Le défenseur italien Riccardo Calafiori a livré un témoignage poignant sur les émotions qui ont submergé le vestiaire d’Arsenal après la conquête historique du titre de Premier League, un sacre attendu depuis plus de deux décennies. Le match nul 1-1 de Manchester City à Bournemouth, synonyme de titre pour les Gunners, a déclenché une vague d’enthousiasme inoubliable au sein du groupe.
« On a tous explosé de joie ! » s’est exclamé Calafiori, soulignant l’intensité des célébrations qui ont suivi l’annonce du résultat décisif. L’international italien, auteur de 26 apparitions cette saison, a marqué l’histoire en soulevant le trophée à l’issue d’une victoire 2-1 contre Crystal Palace lors de la dernière journée, scellant ainsi une domination de sept points sur ses adversaires directs.
Un rêve d’enfant devenu réalité
Dans une interview exclusive, Calafiori a évoqué l’ampleur de cet accomplissement, à la veille d’un rendez-vous européen majeur. « Remporter la Premier League était l’un de mes rêves d’enfant, et cette saison a été incroyable », a-t-il confié. Le moment le plus fort ? Le coup de sifflet final du match décisif, où staff et joueurs se sont abandonnés à une liesse collective, libérant des années de frustration.
« Ce titre nous avait échappé pendant 22 ans. En parcourant les rues de Londres après cette victoire, j’ai réalisé à quel point ce triomphe comptait pour les supporters et la ville entière. » L’impact émotionnel de ce sacre a dépassé le cadre sportif, devenant un symbole de résilience pour une communauté entière.
L’adaptation à un championnat exigeant
Calafiori a également partagé son parcours d’intégration dans le football anglais, sous la direction de Mikel Arteta. « En début de saison, j’ai été surpris par la confiance qu’il m’a accordée. Ce n’était pas évident, et je ne m’y attendais même pas », a-t-il révélé. Arrivé pour sortir de sa zone de confort, l’Italien a dû s’adapter à un rythme effréné : « La Premier League est un championnat sans pitié. On dispute jusqu’à soixante matchs par an, et l’entraînement est axé sur la récupération pour aborder chaque rencontre dans les meilleures conditions. »
Il a salué la cohésion exceptionnelle de l’équipe, fruit d’une stratégie patiente mise en place par le club depuis 2019. « En Italie, un entraîneur qui ne gagne pas immédiatement est rapidement remplacé. Ici, Arsenal a su faire preuve de patience, et c’est cette vision à long terme qui a tout changé. »

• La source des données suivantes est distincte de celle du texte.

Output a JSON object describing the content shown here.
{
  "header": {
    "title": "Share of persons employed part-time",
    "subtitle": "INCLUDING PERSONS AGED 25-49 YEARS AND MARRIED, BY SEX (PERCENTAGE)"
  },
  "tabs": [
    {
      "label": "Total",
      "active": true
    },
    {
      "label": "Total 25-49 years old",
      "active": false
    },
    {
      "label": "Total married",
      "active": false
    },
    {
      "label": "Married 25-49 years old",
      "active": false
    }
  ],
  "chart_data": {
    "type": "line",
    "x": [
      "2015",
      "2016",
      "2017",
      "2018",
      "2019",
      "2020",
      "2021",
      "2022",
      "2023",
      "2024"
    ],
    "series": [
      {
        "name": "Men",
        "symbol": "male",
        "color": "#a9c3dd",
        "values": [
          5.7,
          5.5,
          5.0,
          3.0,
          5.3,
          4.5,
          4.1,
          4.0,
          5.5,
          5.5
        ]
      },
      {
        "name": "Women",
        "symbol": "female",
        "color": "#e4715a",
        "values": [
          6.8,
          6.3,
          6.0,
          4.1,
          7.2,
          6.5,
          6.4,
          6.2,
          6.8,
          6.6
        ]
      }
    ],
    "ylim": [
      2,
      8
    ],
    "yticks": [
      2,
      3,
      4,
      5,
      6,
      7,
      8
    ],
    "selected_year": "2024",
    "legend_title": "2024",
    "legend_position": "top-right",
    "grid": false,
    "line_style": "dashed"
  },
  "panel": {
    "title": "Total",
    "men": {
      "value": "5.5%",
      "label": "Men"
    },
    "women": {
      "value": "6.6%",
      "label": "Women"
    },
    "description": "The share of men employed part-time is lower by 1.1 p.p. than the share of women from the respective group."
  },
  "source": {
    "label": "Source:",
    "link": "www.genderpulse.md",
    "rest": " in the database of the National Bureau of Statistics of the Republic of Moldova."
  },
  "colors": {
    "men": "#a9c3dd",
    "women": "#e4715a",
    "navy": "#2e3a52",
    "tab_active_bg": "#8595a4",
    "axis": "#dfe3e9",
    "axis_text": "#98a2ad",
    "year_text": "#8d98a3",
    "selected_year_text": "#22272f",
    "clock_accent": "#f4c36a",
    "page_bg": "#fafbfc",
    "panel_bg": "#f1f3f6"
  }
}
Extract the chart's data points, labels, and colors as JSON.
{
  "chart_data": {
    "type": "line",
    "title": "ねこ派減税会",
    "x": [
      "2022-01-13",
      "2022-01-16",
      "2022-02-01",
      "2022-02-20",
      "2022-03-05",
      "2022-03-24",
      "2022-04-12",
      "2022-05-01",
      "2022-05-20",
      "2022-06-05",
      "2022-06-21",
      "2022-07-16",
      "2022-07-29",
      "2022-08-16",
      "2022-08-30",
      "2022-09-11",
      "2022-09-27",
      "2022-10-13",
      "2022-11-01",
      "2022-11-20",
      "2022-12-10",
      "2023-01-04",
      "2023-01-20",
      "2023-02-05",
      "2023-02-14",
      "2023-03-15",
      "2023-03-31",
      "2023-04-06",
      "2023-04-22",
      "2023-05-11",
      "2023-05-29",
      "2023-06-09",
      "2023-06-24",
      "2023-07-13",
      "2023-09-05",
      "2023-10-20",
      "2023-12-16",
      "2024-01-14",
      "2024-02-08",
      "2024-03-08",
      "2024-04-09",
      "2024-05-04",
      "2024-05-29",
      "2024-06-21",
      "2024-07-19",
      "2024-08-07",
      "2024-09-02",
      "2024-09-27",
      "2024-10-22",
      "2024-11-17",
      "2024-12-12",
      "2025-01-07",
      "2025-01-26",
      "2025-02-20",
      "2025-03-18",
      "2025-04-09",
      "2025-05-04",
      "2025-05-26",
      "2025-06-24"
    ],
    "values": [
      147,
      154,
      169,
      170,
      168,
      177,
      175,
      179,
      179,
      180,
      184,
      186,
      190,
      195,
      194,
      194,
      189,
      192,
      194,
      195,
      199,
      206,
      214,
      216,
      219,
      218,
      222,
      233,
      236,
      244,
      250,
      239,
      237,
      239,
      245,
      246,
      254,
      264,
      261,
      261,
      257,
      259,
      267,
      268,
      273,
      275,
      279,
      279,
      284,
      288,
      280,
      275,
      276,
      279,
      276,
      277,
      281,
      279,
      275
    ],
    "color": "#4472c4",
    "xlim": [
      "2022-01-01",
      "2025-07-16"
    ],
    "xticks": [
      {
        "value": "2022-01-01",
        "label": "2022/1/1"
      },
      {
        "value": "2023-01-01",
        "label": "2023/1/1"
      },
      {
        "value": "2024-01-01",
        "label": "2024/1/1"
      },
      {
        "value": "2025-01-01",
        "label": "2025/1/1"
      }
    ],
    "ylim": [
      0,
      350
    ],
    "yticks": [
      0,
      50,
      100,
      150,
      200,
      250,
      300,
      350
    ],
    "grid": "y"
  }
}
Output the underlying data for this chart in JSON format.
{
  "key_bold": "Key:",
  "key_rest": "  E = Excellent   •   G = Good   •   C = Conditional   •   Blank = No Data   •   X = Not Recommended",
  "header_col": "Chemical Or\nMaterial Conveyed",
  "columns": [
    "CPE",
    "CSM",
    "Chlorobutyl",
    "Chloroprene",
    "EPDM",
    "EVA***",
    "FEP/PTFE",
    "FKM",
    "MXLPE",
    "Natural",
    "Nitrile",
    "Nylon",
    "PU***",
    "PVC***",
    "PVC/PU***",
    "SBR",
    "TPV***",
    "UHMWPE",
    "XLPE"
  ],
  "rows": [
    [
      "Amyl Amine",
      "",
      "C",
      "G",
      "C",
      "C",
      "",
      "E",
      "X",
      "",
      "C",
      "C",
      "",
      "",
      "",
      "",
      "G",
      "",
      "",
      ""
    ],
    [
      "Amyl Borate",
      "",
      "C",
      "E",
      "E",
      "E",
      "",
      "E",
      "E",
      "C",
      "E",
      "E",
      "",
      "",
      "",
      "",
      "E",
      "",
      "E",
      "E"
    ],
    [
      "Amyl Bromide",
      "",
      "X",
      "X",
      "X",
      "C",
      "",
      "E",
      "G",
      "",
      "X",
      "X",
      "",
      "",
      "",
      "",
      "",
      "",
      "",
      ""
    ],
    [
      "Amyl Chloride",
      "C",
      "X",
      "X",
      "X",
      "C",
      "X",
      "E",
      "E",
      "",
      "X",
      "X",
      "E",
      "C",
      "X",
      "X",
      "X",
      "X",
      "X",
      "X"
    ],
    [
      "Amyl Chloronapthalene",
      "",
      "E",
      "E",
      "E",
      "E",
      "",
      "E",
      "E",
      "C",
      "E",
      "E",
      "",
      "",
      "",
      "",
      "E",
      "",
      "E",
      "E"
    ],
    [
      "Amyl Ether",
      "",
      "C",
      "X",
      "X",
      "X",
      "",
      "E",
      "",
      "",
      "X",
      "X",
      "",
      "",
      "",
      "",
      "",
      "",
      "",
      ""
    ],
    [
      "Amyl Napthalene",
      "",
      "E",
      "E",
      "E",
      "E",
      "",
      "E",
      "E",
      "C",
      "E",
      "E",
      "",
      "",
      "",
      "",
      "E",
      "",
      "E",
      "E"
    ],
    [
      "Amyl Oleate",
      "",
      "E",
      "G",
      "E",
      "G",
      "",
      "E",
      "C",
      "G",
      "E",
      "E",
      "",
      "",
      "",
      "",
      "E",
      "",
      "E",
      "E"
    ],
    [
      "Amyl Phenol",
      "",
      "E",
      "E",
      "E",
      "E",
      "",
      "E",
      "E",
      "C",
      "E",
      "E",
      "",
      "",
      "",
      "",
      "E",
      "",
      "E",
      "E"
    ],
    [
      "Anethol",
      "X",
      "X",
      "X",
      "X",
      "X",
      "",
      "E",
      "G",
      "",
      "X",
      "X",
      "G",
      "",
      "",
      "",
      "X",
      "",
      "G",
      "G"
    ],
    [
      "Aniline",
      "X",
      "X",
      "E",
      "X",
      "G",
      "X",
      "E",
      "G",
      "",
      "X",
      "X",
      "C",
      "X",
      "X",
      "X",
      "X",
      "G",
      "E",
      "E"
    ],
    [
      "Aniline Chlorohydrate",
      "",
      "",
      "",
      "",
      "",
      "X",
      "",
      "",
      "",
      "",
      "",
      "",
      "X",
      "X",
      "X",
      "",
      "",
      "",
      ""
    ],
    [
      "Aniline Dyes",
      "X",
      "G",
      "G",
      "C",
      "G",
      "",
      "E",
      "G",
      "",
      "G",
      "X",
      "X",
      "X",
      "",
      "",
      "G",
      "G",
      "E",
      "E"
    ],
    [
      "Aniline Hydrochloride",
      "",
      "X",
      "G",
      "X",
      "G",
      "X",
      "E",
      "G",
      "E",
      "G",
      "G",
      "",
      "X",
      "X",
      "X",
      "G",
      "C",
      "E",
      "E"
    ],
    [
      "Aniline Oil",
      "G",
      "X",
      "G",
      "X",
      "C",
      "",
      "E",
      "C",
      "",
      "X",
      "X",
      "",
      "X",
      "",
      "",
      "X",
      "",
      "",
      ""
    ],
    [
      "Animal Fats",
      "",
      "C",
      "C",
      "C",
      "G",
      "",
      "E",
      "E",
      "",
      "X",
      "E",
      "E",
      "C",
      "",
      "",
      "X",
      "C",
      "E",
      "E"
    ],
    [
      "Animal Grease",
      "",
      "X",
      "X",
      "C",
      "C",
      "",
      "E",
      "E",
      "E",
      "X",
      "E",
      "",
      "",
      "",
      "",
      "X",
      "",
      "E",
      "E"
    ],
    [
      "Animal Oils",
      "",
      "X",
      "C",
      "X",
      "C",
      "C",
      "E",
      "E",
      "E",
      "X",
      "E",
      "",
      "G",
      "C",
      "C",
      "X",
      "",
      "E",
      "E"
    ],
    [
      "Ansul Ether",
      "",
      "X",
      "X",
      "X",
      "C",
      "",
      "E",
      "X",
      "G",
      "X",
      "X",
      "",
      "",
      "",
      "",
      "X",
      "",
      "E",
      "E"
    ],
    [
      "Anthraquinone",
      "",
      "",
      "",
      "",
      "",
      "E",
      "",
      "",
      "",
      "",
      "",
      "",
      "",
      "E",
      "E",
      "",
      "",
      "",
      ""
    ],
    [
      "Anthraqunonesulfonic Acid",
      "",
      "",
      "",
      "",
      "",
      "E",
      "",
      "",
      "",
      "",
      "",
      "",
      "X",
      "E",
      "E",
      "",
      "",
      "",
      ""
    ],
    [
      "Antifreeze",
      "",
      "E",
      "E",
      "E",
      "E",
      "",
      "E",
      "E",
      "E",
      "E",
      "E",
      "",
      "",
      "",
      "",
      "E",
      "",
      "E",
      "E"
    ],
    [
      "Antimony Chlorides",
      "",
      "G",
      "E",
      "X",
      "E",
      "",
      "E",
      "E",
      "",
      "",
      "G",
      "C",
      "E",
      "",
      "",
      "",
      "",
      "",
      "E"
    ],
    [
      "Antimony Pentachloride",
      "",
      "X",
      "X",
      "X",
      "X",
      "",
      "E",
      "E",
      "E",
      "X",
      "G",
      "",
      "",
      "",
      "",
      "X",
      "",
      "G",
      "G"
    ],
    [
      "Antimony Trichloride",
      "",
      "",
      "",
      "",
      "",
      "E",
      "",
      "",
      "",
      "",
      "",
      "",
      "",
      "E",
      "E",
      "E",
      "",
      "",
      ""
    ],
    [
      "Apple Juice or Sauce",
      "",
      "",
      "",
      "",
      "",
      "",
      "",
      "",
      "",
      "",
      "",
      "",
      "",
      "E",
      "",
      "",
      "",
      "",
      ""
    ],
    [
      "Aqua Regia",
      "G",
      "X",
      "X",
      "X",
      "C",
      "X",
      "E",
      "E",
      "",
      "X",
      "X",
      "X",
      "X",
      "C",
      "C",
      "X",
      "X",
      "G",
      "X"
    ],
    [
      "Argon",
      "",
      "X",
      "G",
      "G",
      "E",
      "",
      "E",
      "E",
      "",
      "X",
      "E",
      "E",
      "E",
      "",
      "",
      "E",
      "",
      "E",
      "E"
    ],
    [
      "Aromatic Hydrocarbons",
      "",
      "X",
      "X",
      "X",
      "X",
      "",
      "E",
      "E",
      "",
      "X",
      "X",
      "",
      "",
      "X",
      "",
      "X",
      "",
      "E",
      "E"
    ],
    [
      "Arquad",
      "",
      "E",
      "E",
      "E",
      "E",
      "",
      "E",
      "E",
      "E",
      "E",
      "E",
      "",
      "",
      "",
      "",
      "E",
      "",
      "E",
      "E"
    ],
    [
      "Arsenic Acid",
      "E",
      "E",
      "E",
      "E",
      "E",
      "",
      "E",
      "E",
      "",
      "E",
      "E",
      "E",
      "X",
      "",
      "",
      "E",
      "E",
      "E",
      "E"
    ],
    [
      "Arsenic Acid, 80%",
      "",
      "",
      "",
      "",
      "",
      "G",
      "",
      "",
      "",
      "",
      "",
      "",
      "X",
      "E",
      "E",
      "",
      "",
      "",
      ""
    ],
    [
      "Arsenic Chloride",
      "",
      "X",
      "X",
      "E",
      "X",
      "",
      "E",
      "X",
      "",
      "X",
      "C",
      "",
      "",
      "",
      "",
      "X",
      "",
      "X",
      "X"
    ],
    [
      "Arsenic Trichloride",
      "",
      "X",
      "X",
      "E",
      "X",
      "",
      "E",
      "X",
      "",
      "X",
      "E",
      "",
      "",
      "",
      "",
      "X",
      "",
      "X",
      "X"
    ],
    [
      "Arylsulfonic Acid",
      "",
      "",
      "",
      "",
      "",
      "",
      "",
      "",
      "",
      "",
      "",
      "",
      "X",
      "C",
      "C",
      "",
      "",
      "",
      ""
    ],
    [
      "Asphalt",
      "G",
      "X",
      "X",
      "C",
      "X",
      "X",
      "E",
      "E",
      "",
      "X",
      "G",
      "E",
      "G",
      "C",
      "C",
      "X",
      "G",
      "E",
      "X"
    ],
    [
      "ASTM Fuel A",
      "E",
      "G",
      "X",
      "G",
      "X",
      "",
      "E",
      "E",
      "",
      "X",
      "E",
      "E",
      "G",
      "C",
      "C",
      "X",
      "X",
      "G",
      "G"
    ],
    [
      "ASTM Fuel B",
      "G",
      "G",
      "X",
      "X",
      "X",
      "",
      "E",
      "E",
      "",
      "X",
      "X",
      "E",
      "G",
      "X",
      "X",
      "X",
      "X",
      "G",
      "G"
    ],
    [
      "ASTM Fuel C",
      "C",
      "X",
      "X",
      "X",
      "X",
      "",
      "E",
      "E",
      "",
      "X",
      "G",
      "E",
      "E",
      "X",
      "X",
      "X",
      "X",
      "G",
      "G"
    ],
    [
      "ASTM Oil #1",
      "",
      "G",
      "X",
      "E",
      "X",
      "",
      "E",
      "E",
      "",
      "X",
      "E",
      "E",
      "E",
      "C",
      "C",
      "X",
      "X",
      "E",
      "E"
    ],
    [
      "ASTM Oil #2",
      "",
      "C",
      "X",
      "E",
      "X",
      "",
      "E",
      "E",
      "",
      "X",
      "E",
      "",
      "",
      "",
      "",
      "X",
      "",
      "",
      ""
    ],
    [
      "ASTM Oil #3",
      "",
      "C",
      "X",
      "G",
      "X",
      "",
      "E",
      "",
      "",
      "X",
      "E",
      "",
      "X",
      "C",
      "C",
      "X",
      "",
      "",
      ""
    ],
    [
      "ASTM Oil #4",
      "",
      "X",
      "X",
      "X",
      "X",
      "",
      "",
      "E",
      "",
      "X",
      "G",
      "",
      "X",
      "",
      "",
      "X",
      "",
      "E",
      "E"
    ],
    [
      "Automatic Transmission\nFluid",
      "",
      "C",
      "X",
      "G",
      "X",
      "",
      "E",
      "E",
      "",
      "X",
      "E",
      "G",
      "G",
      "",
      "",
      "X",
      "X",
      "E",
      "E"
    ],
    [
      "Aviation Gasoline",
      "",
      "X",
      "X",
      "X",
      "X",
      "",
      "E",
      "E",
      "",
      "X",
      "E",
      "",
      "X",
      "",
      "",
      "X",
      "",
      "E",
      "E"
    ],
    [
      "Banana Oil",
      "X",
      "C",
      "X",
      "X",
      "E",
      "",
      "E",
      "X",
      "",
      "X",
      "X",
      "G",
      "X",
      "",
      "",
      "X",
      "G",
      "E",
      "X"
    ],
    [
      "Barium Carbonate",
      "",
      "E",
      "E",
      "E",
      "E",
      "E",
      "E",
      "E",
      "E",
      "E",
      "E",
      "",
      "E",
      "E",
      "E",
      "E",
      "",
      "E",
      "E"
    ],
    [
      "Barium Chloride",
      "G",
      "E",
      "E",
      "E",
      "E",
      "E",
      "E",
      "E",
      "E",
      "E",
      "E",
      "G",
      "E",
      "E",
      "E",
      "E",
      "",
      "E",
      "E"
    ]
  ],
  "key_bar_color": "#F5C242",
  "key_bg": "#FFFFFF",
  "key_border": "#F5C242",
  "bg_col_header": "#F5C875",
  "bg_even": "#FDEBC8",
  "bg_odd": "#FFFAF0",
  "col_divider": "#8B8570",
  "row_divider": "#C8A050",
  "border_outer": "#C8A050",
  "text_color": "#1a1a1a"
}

Un nouveau défi européen à Budapest
Alors que les Gunners se préparent pour la finale de la Ligue des champions face au PSG, Calafiori incarne désormais l’espoir italien sur la scène continentale. « Samedi, je porterai les couleurs de mon pays dans une finale que je jouais autrefois sur PlayStation avec mon ami Nicolo Cesaroni, qui sera présent dans les tribunes », a-t-il partagé avec émotion.
« Pour l’instant, je reste calme, mais je sais que la réalité me frappera quand je monterai dans l’avion. Une opportunité comme celle-ci ne se présente qu’une fois dans une vie, il faut la saisir. » Alors que l’Italie n’a pas pu se qualifier pour la Coupe du monde cette année, cette finale représente une revanche symbolique pour Calafiori et ses coéquipiers.